Publication | Closed Access
Networked control systems: a survey of trends and techniques
883
Citations
115
References
2019
Year
Networked control systems use a shared band‑limited digital network to link spatially distributed sensors, actuators, and controllers, offering reduced wiring, plug‑and‑play, agility, and easier maintenance, and have become a key trend in industrial automation with applications ranging from smart grids to unmanned aerial vehicles, prompting extensive research into their modeling, analysis, and control. This survey reviews trends and techniques in networked control systems—specifically sampled‑data, quantization, networked, event‑triggered, and security control—and proposes future research challenges. The authors compile and analyze existing methods across these five control domains within the control‑over‑networks framework, providing a structured snapshot of current approaches.

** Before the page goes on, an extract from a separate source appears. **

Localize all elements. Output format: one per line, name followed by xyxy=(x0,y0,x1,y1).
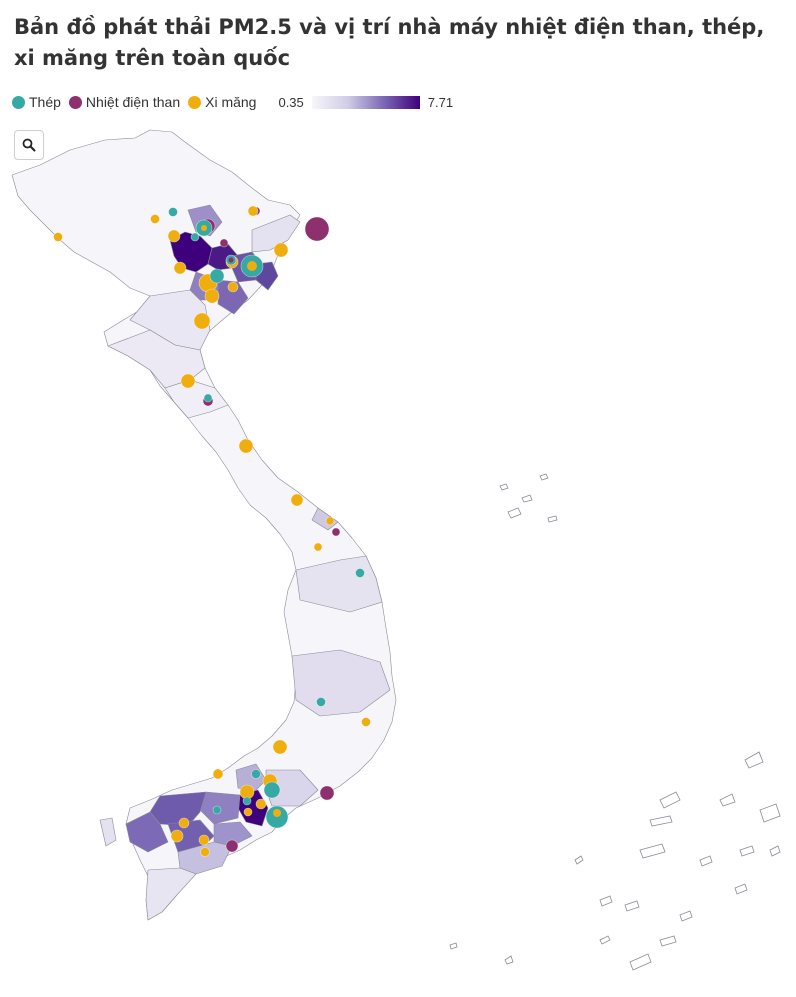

Networked control systems are spatially distributed systems in which the communication between sensors, actuators, and controllers occurs through a shared band-limited digital communication network. Several advantages of the network architectures include reduced system wiring, plug and play devices, increased system agility, and ease of system diagnosis and maintenance. Consequently, networked control is the current trend for industrial automation and has ever-increasing applications in a wide range of areas, such as smart grids, manufacturing systems, process control, automobiles, automated highway systems, and unmanned aerial vehicles. The modelling, analysis, and control of networked control systems have received considerable attention in the last two decades. The ' control over networks ' is one of the key research directions for networked control systems. This paper aims at presenting a survey of trends and techniques in networked control systems from the perspective of ' control over networks ' , providing a snapshot of five control issues: sampled-data control, quantization control, networked control, event-triggered control, and security control. Some challenging issues are suggested to direct the future research.